Productivity
Team management 11 min read

How to measure team productivity without surveillance

A practical method to measure team productivity using DORA and SPACE: output over input, team-level metrics, no leaderboards, no keystroke tracking.

Updated June 12, 2026

Most teams measure the wrong thing. They count activity (hours logged, tickets closed, lines of code, time online) at the individual level, which is exactly the recipe the two most authoritative research frameworks in the field, DORA and SPACE, warn against. Productivity is output relative to input, not input alone, and it can only be measured honestly with a small basket of metrics drawn from several dimensions, measured at the team level, and read alongside qualitative signals. This guide gives you the metric set, the formulas, and the five steps to build a system you can defend.

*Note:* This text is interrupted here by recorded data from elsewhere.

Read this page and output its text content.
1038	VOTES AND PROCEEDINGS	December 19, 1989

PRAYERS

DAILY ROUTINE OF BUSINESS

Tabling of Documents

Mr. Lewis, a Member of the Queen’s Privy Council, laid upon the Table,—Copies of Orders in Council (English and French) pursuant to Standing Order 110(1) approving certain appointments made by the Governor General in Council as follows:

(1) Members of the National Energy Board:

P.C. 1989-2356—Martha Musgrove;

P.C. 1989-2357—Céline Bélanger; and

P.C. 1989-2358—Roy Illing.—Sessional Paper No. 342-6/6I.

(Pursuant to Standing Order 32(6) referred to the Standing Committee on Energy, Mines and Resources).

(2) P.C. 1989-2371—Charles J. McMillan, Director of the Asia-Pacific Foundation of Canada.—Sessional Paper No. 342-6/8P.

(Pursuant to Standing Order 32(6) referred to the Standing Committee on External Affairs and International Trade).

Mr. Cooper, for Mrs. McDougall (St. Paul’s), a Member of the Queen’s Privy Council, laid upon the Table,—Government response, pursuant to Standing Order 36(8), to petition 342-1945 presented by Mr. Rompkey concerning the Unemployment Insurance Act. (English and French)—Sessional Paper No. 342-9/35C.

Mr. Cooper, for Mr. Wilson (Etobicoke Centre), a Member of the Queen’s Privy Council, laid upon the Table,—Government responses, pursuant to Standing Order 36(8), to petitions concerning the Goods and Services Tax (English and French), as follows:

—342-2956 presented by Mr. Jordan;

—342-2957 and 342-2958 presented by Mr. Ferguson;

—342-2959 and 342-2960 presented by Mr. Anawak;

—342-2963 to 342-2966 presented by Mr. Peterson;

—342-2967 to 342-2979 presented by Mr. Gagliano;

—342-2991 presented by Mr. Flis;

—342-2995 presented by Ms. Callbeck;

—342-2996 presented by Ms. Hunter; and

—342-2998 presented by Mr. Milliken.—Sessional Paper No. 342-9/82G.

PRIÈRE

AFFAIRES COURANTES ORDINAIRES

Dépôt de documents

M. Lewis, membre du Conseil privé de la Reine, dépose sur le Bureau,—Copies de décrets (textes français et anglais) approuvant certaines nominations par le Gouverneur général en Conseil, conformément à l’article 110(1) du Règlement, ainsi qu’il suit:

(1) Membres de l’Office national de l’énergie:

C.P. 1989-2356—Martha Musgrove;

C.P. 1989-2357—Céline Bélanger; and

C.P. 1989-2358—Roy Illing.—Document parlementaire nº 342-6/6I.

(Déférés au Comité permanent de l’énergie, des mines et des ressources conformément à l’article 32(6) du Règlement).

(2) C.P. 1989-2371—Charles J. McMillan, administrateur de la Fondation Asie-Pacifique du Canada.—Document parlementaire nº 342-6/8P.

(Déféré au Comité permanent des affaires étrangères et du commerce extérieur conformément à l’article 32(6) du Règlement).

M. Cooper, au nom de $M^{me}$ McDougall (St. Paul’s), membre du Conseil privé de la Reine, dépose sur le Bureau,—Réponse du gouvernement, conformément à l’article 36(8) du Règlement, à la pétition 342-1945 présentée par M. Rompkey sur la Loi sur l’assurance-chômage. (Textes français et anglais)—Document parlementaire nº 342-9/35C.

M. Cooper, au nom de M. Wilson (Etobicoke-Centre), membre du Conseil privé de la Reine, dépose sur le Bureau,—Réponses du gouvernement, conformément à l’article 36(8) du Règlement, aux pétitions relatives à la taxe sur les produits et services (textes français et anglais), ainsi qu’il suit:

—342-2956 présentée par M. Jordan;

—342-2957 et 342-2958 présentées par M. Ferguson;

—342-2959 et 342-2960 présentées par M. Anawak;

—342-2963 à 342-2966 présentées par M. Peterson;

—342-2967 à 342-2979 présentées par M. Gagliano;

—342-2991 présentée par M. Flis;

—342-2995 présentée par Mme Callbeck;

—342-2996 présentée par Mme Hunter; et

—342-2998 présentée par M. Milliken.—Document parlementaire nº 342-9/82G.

And here is the part nobody puts on a dashboard: the biggest lever is usually the input side of the ratio. You cannot measure productivity well if your team spends 252% more time in meetings than it used to and nobody kept a record of what those meetings produced.

What measuring productivity actually means (and the trap most teams fall into)

Start with the definition the economists use. The OECD defines productivity as a ratio between the volume of output and the volume of inputs. Labour productivity is output per hour worked. (OECD, as of 2024.) The word that matters is ratio. Hours are an input. Tasks closed are an activity. Neither one is productivity until you put it over something.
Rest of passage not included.